朝议结束之后,百官陆续离宫,唯有崔衡没有立即回府。
他站在宫门前,看着远处的宫墙。
许久,才转身向东宫方向走去。
“相爷。”
身后的内侍低声提醒。
“可需要提前通报太子殿下?”
崔衡脚步未停。
“自然,本相今日只是去见太子,不是突入东宫。”
片刻之后,东宫内传来消息,太子请他入内。
王承珩正在书房中,案上摆着几份奏折。
这些日子以来,他已经逐渐习惯了处理这些事务。
只是与父皇不同,他看奏折时,总会停留许久。
不仅看事情本身,也会看奏折背后的人。
听闻崔衡到来,王承珩起身相迎。
“相爷。”
崔衡拱手。
“殿下。”
两人行礼,礼数周全,却也带着一份距离。
王承珩请他坐下。
“相爷今日怎么来了?”
崔衡看着他,笑了笑。
“许久未与殿下谈论朝政,今日正好得闲,便来看看殿下近来如何。”
这句话听起来寻常,但王承珩知道,崔衡不会无缘无故来东宫。
这位宰辅,每一次开口,都有自己的目的。
“承蒙相爷挂念。”
王承珩说道:“孤一切如常。”
崔衡看着他。
“殿下如今处理东宫事务,已经有些时日。不知对于朝中近来的变化,可有什么想法?”
王承珩没有立刻回答,而是思索片刻。
“相爷指的是哪一件?”
崔衡笑了一下。
“比如……齐王。”
书房中,安静了一瞬。
王玄策受封齐王之后,朝中的变化,没有人看不见。
年轻、有军功,又有南巡之行。
如今齐王府初立,自然成为许多人关注的对象。
王承珩低头,看着案上的奏折。
“二弟很好。”
崔衡没有接话,只是静静等着。
“他在北境立过功,也在南巡中处理明州之事。父皇封他为齐王,是应有之意。”
王承珩说道。
崔衡端起茶盏,轻轻抿了一口。
“殿下倒是很看重齐王。”
王承珩抬头。
“他是孤的弟弟,也是景朝皇子。”
崔衡看着他,眼神没有变化,但心中已经开始判断。
这个答案很好,也很符合王承珩。
仁厚、公正,不愿因为身份,而否认旁人的功劳。
可是……对于一个储君来说,仅仅如此,是否足够?
“殿下。”
崔衡放下茶盏。
“若有一日,齐王的声望,超过东宫,殿下又当如何?”
这个问题落下,书房之中,第一次真正安静下来。
书房之中。
崔衡的话落下之后,许久无人开口。
王承珩低头沉思,他没有立刻回答。
因为这个问题,他其实曾经想过。
南巡之前,朝中曾有人认为,此次南行,应由太子代行。可最后,父皇选择了王玄策。
那一刻,他第一次真正意识到,朝堂之上,所有人的目光,并不会永远停留在东宫。
齐王有军功、有威望、有能力。这些都是事实。他无法否认,也不应该否认。
“相爷。”
王承珩终于开口。
“若二弟的声望超过东宫,那只能说明,他确实有值得天下认可的地方。”
崔衡看着他,没有打断。
“身为兄长。”王承珩继续说道,“孤不会因为自己的位置,便希望二弟失去这些。若一个储君,需要靠压制自己的兄弟来证明自己。那这样的储君,也未必能够让天下信服。”

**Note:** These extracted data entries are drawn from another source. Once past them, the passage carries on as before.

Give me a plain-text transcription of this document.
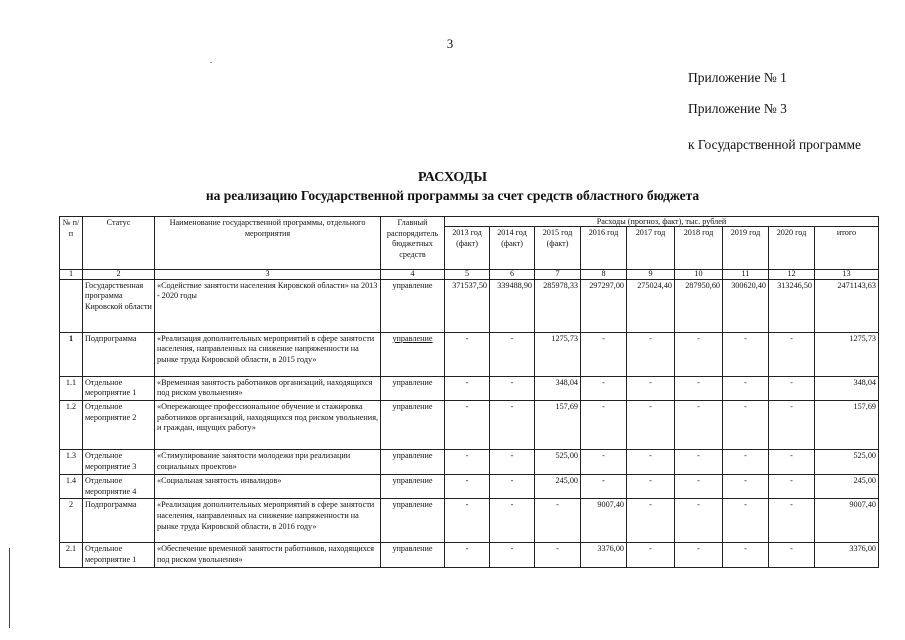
3
Приложение № 1
Приложение № 3
к Государственной программе
РАСХОДЫ
на реализацию Государственной программы за счет средств областного бюджета
№ п/п	Статус	Наименование государственной программы, отдельного мероприятия	Главный распорядитель бюджетных средств	Расходы (прогноз, факт), тыс. рублей								
				2013 год (факт)	2014 год (факт)	2015 год (факт)	2016 год	2017 год	2018 год	2019 год	2020 год	итого
1	2	3	4	5	6	7	8	9	10	11	12	13
	Государственная программа Кировской области	«Содействие занятости населения Кировской области» на 2013 - 2020 годы	управление	371537,50	339488,90	285978,33	297297,00	275024,40	287950,60	300620,40	313246,50	2471143,63
1	Подпрограмма	«Реализация дополнительных мероприятий в сфере занятости населения, направленных на снижение напряженности на рынке труда Кировской области, в 2015 году»	управление	-	-	1275,73	-	-	-	-	-	1275,73
1.1	Отдельное мероприятие 1	«Временная занятость работников организаций, находящихся под риском увольнения»	управление	-	-	348,04	-	-	-	-	-	348,04
1.2	Отдельное мероприятие 2	«Опережающее профессиональное обучение и стажировка работников организаций, находящихся под риском увольнения, и граждан, ищущих работу»	управление	-	-	157,69	-	-	-	-	-	157,69
1.3	Отдельное мероприятие 3	«Стимулирование занятости молодежи при реализации социальных проектов»	управление	-	-	525,00	-	-	-	-	-	525,00
1.4	Отдельное мероприятие 4	«Социальная занятость инвалидов»	управление	-	-	245,00	-	-	-	-	-	245,00
2	Подпрограмма	«Реализация дополнительных мероприятий в сфере занятости населения, направленных на снижение напряженности на рынке труда Кировской области, в 2016 году»	управление	-	-	-	9007,40	-	-	-	-	9007,40
2.1	Отдельное мероприятие 1	«Обеспечение временной занятости работников, находящихся под риском увольнения»	управление	-	-	-	3376,00	-	-	-	-	3376,00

崔衡眼神微动,这句话若从普通人的角度看,自然是极好的。
有容人之量,有兄弟之情,也有君子的风骨。可是对于崔衡而言,他听见的,却是另一层意思。
王承珩愿意相信人,愿意给别人空间,愿意以道理约束自己,这些都是优点。
可皇权,从来不是只靠道理维系。
“殿下说得很好。”
崔衡淡淡道。
“只是……”
他停顿了一下。
“天下之事,并非所有人都会如殿下一般想。”
王承珩沉默,他明白这句话,也知道崔衡在说什么。
“孤知道。”
他说。
“朝中有人担心二弟,也有人担心孤。”
崔衡看着他。
“殿下不担心吗?”
这一次,王承珩没有立即回答。
他当然担心,他不是没有看到那些变化。也不是不知道,如今朝中有越来越多人关注齐王。
他只是……不愿意因为害怕,便去否定自己的弟弟。
“会。”
王承珩轻声道。
“孤也会不安,也会怀疑自己是否做得不够。”
崔衡第一次认真看了他一眼。
“只是。”
王承珩继续说道:“若因为害怕别人比自己强,便想尽办法让别人变弱。那孤觉得……那不是一个储君应该做的事情。”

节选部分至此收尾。